Just as you should serve two red wines and two white wines, opt for an assortment of beers so there’s something for everyone to enjoy. You don’t need a ton of options; three to five beers are probably more than enough as long as you choose strategically.
Start with an easy-drinking lager. This is your fallback option. If no one sees a specialty or craft beer to their liking, they’ll choose this one. Of course, some guests will prefer this beer. Good choices here are Budweiser, Coors and Miller. Because we’re in Western New York, you could also go with Labatt Blue or Genesee.

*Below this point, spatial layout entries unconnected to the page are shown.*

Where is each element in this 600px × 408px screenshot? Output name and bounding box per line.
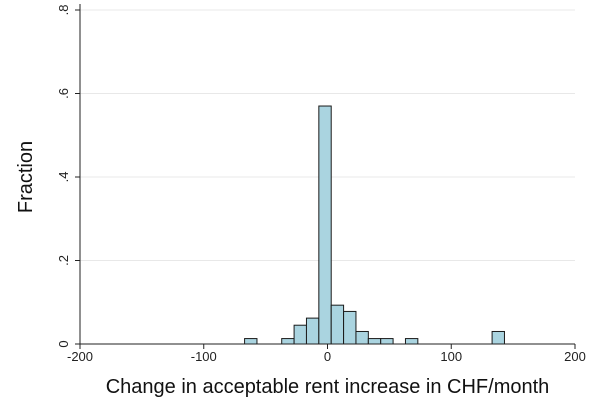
- x-axis-title: Change in acceptable rent increase in CH…: [106, 376, 550, 398]
- x-tick-label: 0: [324, 349, 331, 364]
- y-tick-label: .6: [56, 88, 71, 99]
- bar-4: [318, 105, 332, 345]
- x-tick-label: -200: [67, 349, 93, 364]
- bar-5: [330, 304, 345, 345]
- x-tick-label: -100: [191, 349, 217, 364]
- x-tick-label: 200: [564, 349, 586, 364]
- bar-7: [355, 330, 369, 345]
- bar-2: [293, 324, 307, 345]
- y-tick-label: .2: [56, 255, 71, 266]
- ticks: -200 -100 0 100 200 0 .2 .4 .6 .8: [56, 5, 586, 364]
- bar-3: [305, 317, 320, 345]
- bar-10: [404, 338, 419, 345]
- y-tick-label: .8: [56, 5, 71, 16]
- bar-11: [491, 330, 505, 345]
- y-axis-title: Fraction: [15, 141, 37, 213]
- bar-6: [343, 310, 357, 345]
- x-tick-label: 100: [440, 349, 462, 364]
- y-tick-label: .4: [56, 172, 71, 183]
- histogram-bars: [244, 105, 505, 345]
- bar-8: [367, 338, 382, 345]
- y-tick-label: 0: [56, 340, 71, 347]
- bar-1: [281, 338, 295, 345]
- bar-0: [244, 338, 258, 345]
- bar-9: [380, 338, 394, 345]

You may want to survey guests to see if they would rather drink the light counterpart to these beers.
Craft Beers for a Wedding
At the other end of the wedding beer spectrum are local craft beers. A good rule of thumb here is one dark and one light, especially for a fall or winter wedding. Ales make a good choice for your light option. Try Hayburner from Big Ditch, Aviator Red from Flying Bison or Community Beer Work’s That IPA. For something darker, and very Buffalo, try Resurgence’s Sponge Candy Stout.
When choosing the best craft beer for your wedding, carefully consider the alcohol content of each drink. Brews at the higher end probably aren’t a good idea for a wedding reception.
You’ll also probably want to include an option between your lager and specialty craft beers. This could be a refreshing Corona, popular Sierra Nevada Pale Ale, crowd-pleasing Sam Adams Boston Lager or more unique Allagash White. Guinness could also be acceptable at a winter wedding.
If you and your fiancé are beer drinkers, add your favorites to the list as well. Talk to your beer-drinking family and friends to see what they’re enjoying lately. If one of their suggestions fills a hole in your beer menu, use it!